Key West sells itself as a laid-back haven year-round, but it seems that the true laid-back season really kicks in when majority of the tourists go home, after May. Sure, it’s the time of year that is the hottest and most humid, and that’s a fact that will last well into October, but the general mood calms considerably. Reservations or lines for bars and restaurants are no longer the expectation, popular attractions like The Ernest Hemingway House and Mel Fisher Maritime Museum aren’t choked with crowds, and the ocean settles, ideal for diving, snorkeling, and kayaking. Here’s how to fully enjoy Key West’s “quiet season.”
Activities & Attractions
Find Your Own Private Oasis
There aren’t many sandy beaches in Key West – which means when the mercury rises, the three usual options, like Smathers Beach, Fort Zachary Taylor Beach, and Higgs Beach, quickly get crowded with locals looking for relief. That’s why we suggest you skip the mainland stretches of sand altogether by booking a boat through Take Me There Charters. Owner Captain Tommy brings guests to a private sandbar where they can drop anchor for a couple hours of splashing and sunbathing on what feels like a private island. Just don’t forget the sunscreen or to pack a lunch and plenty of water.
See Fiery Foliage in July
While those classic vibrant shades of red and yellow are typically reserved for the northern half of the country come fall, Key West sees its own version of blazing foliage in June and July. That’s because it’s the peak blooming time for Royal Poinciana trees, which decorate much of the island and erupt in a brilliant display of red to orange flowers. One of the best ways to take in the dazzling display is from the top of Key West Lighthouse, where the surrounding area spreads out beneath you in a fiery patchwork.

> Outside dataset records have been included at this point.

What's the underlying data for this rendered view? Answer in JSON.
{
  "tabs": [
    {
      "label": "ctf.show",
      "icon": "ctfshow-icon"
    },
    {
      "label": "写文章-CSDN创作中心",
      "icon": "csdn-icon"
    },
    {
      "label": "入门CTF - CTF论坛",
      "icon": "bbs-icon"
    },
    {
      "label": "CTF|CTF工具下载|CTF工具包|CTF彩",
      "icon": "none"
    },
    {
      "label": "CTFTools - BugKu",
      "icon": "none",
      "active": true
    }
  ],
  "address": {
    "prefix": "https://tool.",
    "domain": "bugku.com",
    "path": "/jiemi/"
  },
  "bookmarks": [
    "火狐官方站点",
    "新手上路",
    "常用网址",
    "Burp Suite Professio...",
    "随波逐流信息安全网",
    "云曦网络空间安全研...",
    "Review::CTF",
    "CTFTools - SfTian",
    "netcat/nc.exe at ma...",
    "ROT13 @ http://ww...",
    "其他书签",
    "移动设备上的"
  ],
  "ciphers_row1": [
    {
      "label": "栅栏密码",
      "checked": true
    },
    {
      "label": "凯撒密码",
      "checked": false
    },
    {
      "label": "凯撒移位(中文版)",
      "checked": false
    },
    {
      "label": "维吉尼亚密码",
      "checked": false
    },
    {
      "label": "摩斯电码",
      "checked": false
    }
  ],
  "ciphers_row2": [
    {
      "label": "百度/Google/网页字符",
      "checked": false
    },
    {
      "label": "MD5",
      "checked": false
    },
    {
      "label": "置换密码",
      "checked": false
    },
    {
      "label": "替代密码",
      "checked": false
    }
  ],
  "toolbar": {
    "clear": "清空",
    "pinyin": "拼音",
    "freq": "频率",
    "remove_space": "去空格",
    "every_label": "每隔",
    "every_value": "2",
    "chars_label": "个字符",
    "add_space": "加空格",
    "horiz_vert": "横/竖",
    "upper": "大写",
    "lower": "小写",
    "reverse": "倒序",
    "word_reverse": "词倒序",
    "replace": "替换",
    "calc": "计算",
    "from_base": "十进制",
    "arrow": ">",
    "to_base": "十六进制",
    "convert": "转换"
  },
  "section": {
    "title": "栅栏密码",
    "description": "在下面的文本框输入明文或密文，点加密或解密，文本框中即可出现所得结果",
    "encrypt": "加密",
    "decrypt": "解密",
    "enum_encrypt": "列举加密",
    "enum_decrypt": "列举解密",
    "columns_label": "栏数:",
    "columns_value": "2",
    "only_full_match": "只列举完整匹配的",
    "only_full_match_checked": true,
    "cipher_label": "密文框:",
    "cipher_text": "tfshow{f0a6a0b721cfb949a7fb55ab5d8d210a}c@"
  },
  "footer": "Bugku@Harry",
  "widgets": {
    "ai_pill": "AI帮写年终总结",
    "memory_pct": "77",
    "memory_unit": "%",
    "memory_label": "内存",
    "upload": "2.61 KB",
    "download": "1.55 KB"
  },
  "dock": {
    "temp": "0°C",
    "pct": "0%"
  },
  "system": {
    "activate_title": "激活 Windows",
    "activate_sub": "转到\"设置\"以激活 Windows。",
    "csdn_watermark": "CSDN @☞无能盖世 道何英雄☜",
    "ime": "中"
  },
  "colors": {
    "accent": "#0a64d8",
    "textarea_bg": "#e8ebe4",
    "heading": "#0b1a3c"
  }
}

Indulge in a Mango-Inspired Art Exhibit
To mark the beginning of mango season in June, when the ripe fruit hangs from seemingly every street corner, The Studios of Key West simultaneously premieres their annual “Mango Madness” exhibit. Close to a dozen local artists display their work in the main gallery, all of which depict – you guessed it – mangos in some shape or form, from still life and sculpture to the abstract and interpretive. While the exhibition is open to the public all June and July, the opening reception on June 7th is the only time you’ll have the opportunity to mingle with the featured artists over the event’s famous mango margaritas.
Eat Fresh Florida Lobster
August 6th is the official start of lobster season in the Keys. While you can witness the thrill of the harvest through several local charters, the easiest way to get up close with the unique variety of crustacean – known down here as “spiny lobsters” for the spines on their body – is to head straight to one of the many seafood restaurants that wait all year to incorporate the sweet white tail meat into their menus. Try a traditional-style tail with butter sauce at Commodore Key West or go a little funkier with a famous lobster rueben special from Keys Fisheries.
Dress the Part
There are many ways Floridians keep cool, such as taking a siesta during the hottest part of the day or swapping their usual cafe con leche from the iconic Cuban Coffee Queen with the iced version. It’s also about dressing smart, in light fabrics like cotton and linen in light shades. Dress like a local by stopping at AMRI’s boutique to browse their collection of Groceries Apparel, a 100-percent organic and cruelty-free clothing company that creates stylish basics out of recycled cotton. For linens, head to Fresh Produce, which carries an entire line of linen tops, bottoms, and dresses in contemporary styles.
Events & Festivals
Sixth Annual VFW Fishing Tournament, 6/15–19
This family-oriented angling tournament is open to anyone, no matter the skill level, with cash prizes awarded for dolphin, wahoo, snapper, and grouper, as well as heaviest fish caught by a lady angler and heaviest fish caught by a juvenile angler.
7th Annual Key Lime Festival, 7/4–7
This quirky festival celebrates the tiny citrus fruit and Key West’s most famous dessert, the key lime pie, with four days of pie-baking and -eating contests, cooking classes, dances, and a sip and stroll event.
Mel Fisher Days, 7/11–13
Over 30 years ago, Mel Fisher found over $400 million in shipwrecked treasure when he unearthed the Atocha, which sank in 1622 off the coast of Key West. Every year, the island celebrates that landmark find with this festival that culminates in a block party on the 14th featuring food, music, private tours of the Fisher Family Conservation Labs, and the chance to win a real Atocha coin.
Hemingway Days, 7/16–21
For a week each year, the Keys turn into a literary hotbed as Hemingway fans pour in for a weeklong celebration of Key West’s most famous resident author complete with readings, a look-a-like contest, a 5K race, and a “running of the bulls” that is too funny to be missed.
23rd Annual Key West Lobsterfest 8/8–11
The official start of lobster season in Key West is marked by this three-day party that includes a street fair, live music, craft shows, and lobster specials all over town.